"The current version of the malware supports 53 server-issued commands," researchers at Group-IB report — and the list helps explain why this is no ordinary Android nuisance.
How RedHook weaponizes Wireless ADB and Accessibility
Group-IB's analysis shows the new RedHook variant uses Android's Wireless Debugging (Wireless ADB) in an autonomous, novel way to obtain shell-level privileges without a separate computer. ADB (Android Debug Bridge) is the debugging interface that runs on the device as an ADB daemon and normally lets a computer execute shell commands via an ADB client. Wireless ADB, introduced in Android 11, provides that capability over the network without a USB cable.
RedHook tricks victims into granting Accessibility permissions, then automatically manipulates Settings to enable Developer Options and activate Wireless Debugging. The malware then reads the pairing code displayed on the device and connects to the device’s own ADB service over the loopback interface (127.0.0.1). Once paired, RedHook gains shell privileges associated with UID 2000 — far more powerful than typical app privileges, though not root-level — and the attack chain functions without requiring the device to be rooted.
Shizuku: legitimate tooling reused as a privileged server
To turn shell access into broad control, RedHook deploys a Shizuku-based framework. Shizuku is a legitimate utility used by power users and developers; it can invoke privileged Android APIs without root. Group-IB reports RedHook executes Shizuku code (including a privileged server, libmx.so) as part of its chain, using it to run shell commands, grant additional permissions, change protected Android settings, and silently install or remove applications — all without triggering normal user dialogs.
Capabilities: the 53 commands and retained RAT features
Group-IB documents that the current RedHook release retains remote access trojan (RAT) features while adding a wide command set. The report lists these capabilities among the 53 server-issued commands:
- Screen streaming and screenshot capture
- Simulated taps, swipes, gestures, dragging, and long clicks
- Device lock and unlock
- Install, launch, and uninstall applications
- Collection of contacts, SMS, and installed applications
- Creation of overlays or fake verification dialogs
- Camera activation
- Device reboot
Group-IB also notes RedHook can stream the screen, intercept keystrokes, automate user‑interface interactions, and steal credentials — capabilities typical of a RAT but escalated here by the shell-level access the malware secures via Wireless ADB and Shizuku.
Persistence and process hardening
Group-IB highlights multiple persistence and process-hardening techniques the malware uses to remain active. These include silent audio playback to raise process priority, WakeLocks to prevent the CPU from sleeping, and a pair of services that restart each other if one is terminated. Additional measures are a five-minute watchdog alarm, automatic restart after device boot, and setting the process oom_score_adj to -1000 to lower the chance the system will kill the process when memory is constrained.

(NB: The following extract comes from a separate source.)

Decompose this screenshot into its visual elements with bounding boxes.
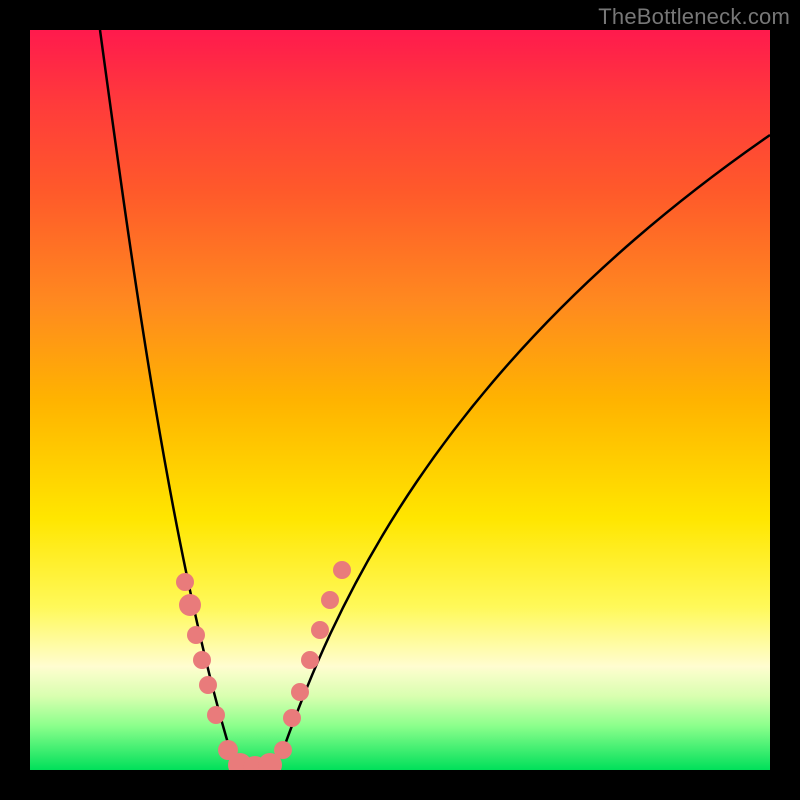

What this means for technologists, enterprises, and end users
Technologists and security teams: Group-IB's findings make clear that monitoring for unexpected changes to Accessibility settings, Developer Options, and Wireless Debugging activation is relevant. Because RedHook operates without root and leverages legitimate tooling (Shizuku) and loopback pairing, defenders should consider detection rules that flag Accessibility permission requests combined with subsequent attempts to enable Wireless Debugging or spawn local ADB connections.
Enterprises and procurement leaders: Group-IB reports distribution through social engineering — messages and phone calls impersonating government agencies or financial institutions that direct victims to fake Google Play sites. That distribution vector points to the need for employee awareness programs and controls around side-loading or installing apps from non-official stores.

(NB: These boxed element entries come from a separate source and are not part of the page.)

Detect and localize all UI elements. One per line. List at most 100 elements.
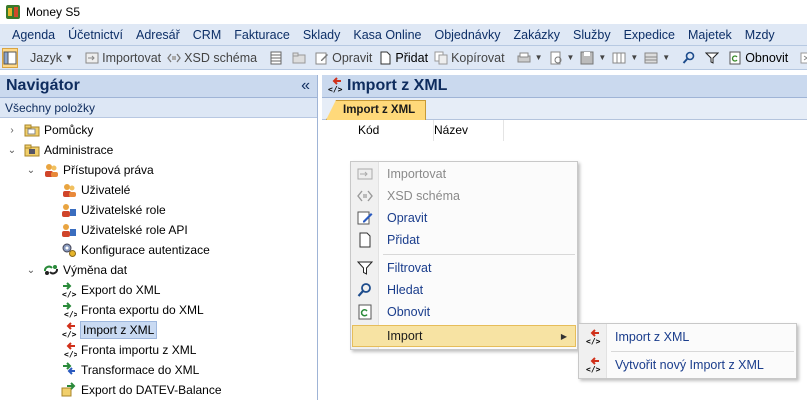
- menu-objednavky[interactable]: Objednávky: [428, 24, 507, 45]
- menu-item-xsd-schema[interactable]: XSD schéma: [353, 185, 575, 207]
- collapse-navigator-icon[interactable]: «: [301, 77, 311, 95]
- tree-item-label: Import z XML: [79, 321, 158, 339]
- chevron-down-icon: ▼: [662, 53, 671, 62]
- chevron-down-icon[interactable]: ⌄: [25, 265, 37, 276]
- menu-item-hledat[interactable]: Hledat: [353, 279, 575, 301]
- column-header-nazev[interactable]: Název: [434, 120, 504, 141]
- menu-item-opravit[interactable]: Opravit: [353, 207, 575, 229]
- tree-item-label: Fronta exportu do XML: [81, 303, 204, 317]
- svg-text:</>: </>: [62, 290, 77, 298]
- gears-icon: [61, 242, 77, 258]
- navigator-title: Navigátor: [6, 77, 80, 94]
- svg-text:</>: </>: [586, 365, 601, 373]
- tree-item-export-do-datev-balance[interactable]: Export do DATEV-Balance: [61, 380, 222, 400]
- tree-item-transformace-do-xml[interactable]: Transformace do XML: [61, 360, 199, 380]
- tab-strip: Import z XML: [322, 98, 807, 120]
- menu-item-pridat[interactable]: Přidat: [353, 229, 575, 251]
- title-bar: Money S5: [0, 0, 807, 24]
- refresh-icon: [357, 304, 373, 320]
- window-title: Money S5: [26, 5, 81, 19]
- print-button[interactable]: ▼: [514, 48, 546, 68]
- tree-item-label: Fronta importu z XML: [81, 343, 197, 357]
- grid-icon: [270, 51, 282, 64]
- refresh-button[interactable]: Obnovit: [725, 48, 791, 68]
- submenu-item-vytvorit-novy-import[interactable]: </> Vytvořit nový Import z XML: [581, 353, 794, 377]
- tree-item-uzivatele[interactable]: Uživatelé: [61, 180, 130, 200]
- tree-item-label: Export do DATEV-Balance: [81, 383, 222, 397]
- tree-item-label: Uživatelské role: [81, 203, 166, 217]
- xml-import-icon: </>: [585, 329, 601, 346]
- tree-item-fronta-importu-z-xml[interactable]: </> Fronta importu z XML: [61, 340, 196, 360]
- refresh-icon: [729, 51, 741, 64]
- menu-mzdy[interactable]: Mzdy: [739, 24, 782, 45]
- column-header-kod[interactable]: Kód: [322, 120, 434, 141]
- chevron-down-icon: ▼: [630, 53, 639, 62]
- menu-sklady[interactable]: Sklady: [297, 24, 348, 45]
- import-icon: [357, 166, 373, 182]
- menu-fakturace[interactable]: Fakturace: [228, 24, 297, 45]
- tree-item-label: Uživatelské role API: [81, 223, 188, 237]
- menu-adresar[interactable]: Adresář: [130, 24, 187, 45]
- menu-item-filtrovat[interactable]: Filtrovat: [353, 257, 575, 279]
- filter-icon: [705, 52, 720, 64]
- submenu-item-import-z-xml[interactable]: </> Import z XML: [581, 325, 794, 349]
- navigator-toggle-button[interactable]: [2, 47, 18, 68]
- chevron-right-icon[interactable]: ›: [6, 125, 18, 136]
- preview-button[interactable]: ▼: [546, 48, 578, 68]
- menu-item-import[interactable]: Import ▶: [352, 325, 576, 347]
- import-button[interactable]: Importovat: [82, 48, 164, 68]
- copy-label: Kopírovat: [451, 50, 505, 65]
- menu-crm[interactable]: CRM: [187, 24, 228, 45]
- xsd-schema-button[interactable]: XSD schéma: [164, 48, 260, 68]
- tree-item-export-do-xml[interactable]: </> Export do XML: [61, 280, 160, 300]
- edit-button[interactable]: Opravit: [312, 48, 375, 68]
- navigator-filter[interactable]: Všechny položky: [0, 98, 317, 118]
- users-icon: [43, 162, 59, 178]
- menu-sluzby[interactable]: Služby: [567, 24, 618, 45]
- import-submenu: </> Import z XML </> Vytvořit nový Impor…: [578, 323, 797, 379]
- grid-button[interactable]: [266, 48, 289, 68]
- tree-item-fronta-exportu-do-xml[interactable]: </> Fronta exportu do XML: [61, 300, 204, 320]
- tree-item-pomucky[interactable]: › Pomůcky: [6, 120, 93, 140]
- menu-zakazky[interactable]: Zakázky: [508, 24, 568, 45]
- search-button[interactable]: [679, 48, 702, 68]
- xml-import-icon: </>: [327, 76, 343, 96]
- folder-icon: [292, 52, 306, 63]
- menu-item-importovat[interactable]: Importovat: [353, 163, 575, 185]
- menu-majetek[interactable]: Majetek: [682, 24, 739, 45]
- menu-kasa-online[interactable]: Kasa Online: [347, 24, 428, 45]
- tree-item-administrace[interactable]: ⌄ Administrace: [6, 140, 114, 160]
- navigator-header: Navigátor «: [0, 75, 317, 98]
- menu-agenda[interactable]: Agenda: [0, 24, 62, 45]
- tree-item-vymena-dat[interactable]: ⌄ Výměna dat: [25, 260, 127, 280]
- copy-button[interactable]: Kopírovat: [431, 48, 508, 68]
- tree-item-pristupova-prava[interactable]: ⌄ Přístupová práva: [25, 160, 154, 180]
- columns-button[interactable]: ▼: [609, 48, 641, 68]
- svg-text:</>: </>: [64, 310, 77, 318]
- tree-item-label: Transformace do XML: [81, 363, 200, 377]
- menu-ucetnictvi[interactable]: Účetnictví: [62, 24, 130, 45]
- panel-icon: [3, 51, 17, 64]
- tree-item-konfigurace-autentizace[interactable]: Konfigurace autentizace: [61, 240, 210, 260]
- menu-expedice[interactable]: Expedice: [618, 24, 682, 45]
- menu-separator: [611, 351, 794, 352]
- filter-button[interactable]: [702, 48, 725, 68]
- tab-import-z-xml[interactable]: Import z XML: [326, 100, 427, 120]
- xsd-icon: [357, 188, 373, 204]
- chevron-down-icon[interactable]: ⌄: [6, 145, 18, 156]
- close-button[interactable]: [797, 48, 807, 68]
- tree-item-uzivatelske-role[interactable]: Uživatelské role: [61, 200, 166, 220]
- language-dropdown[interactable]: Jazyk ▼: [27, 48, 76, 68]
- xml-queue-icon: </>: [61, 302, 79, 319]
- save-button[interactable]: ▼: [577, 48, 609, 68]
- rows-button[interactable]: ▼: [641, 48, 673, 68]
- folder-icon: [24, 122, 40, 138]
- tree-item-uzivatelske-role-api[interactable]: Uživatelské role API: [61, 220, 188, 240]
- chevron-down-icon[interactable]: ⌄: [25, 165, 37, 176]
- tree-item-import-z-xml[interactable]: </> Import z XML: [61, 320, 158, 340]
- xml-export-icon: </>: [61, 282, 77, 299]
- menu-item-obnovit[interactable]: Obnovit: [353, 301, 575, 323]
- chevron-down-icon: ▼: [62, 53, 74, 62]
- add-button[interactable]: Přidat: [375, 48, 431, 68]
- folder-button[interactable]: [289, 48, 312, 68]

End users: Group-IB recommends users install apps only from Google Play, scrutinize requested permissions at installation (notably Accessibility access), and ensure Play Protect is active on devices. The report also underscores that the attack does not require a rooted device: tricking a user into granting Accessibility access is sufficient for RedHook's chain to begin.
Group-IB frames this variant as a significant expansion over the RedHook variant documented in 2025. By converting the phone into its own ADB client, pairing over loopback, and leveraging Shizuku as a privileged server, the malware raises the bar for detection while relying on social engineering to gain the single permission — Accessibility — that starts the chain.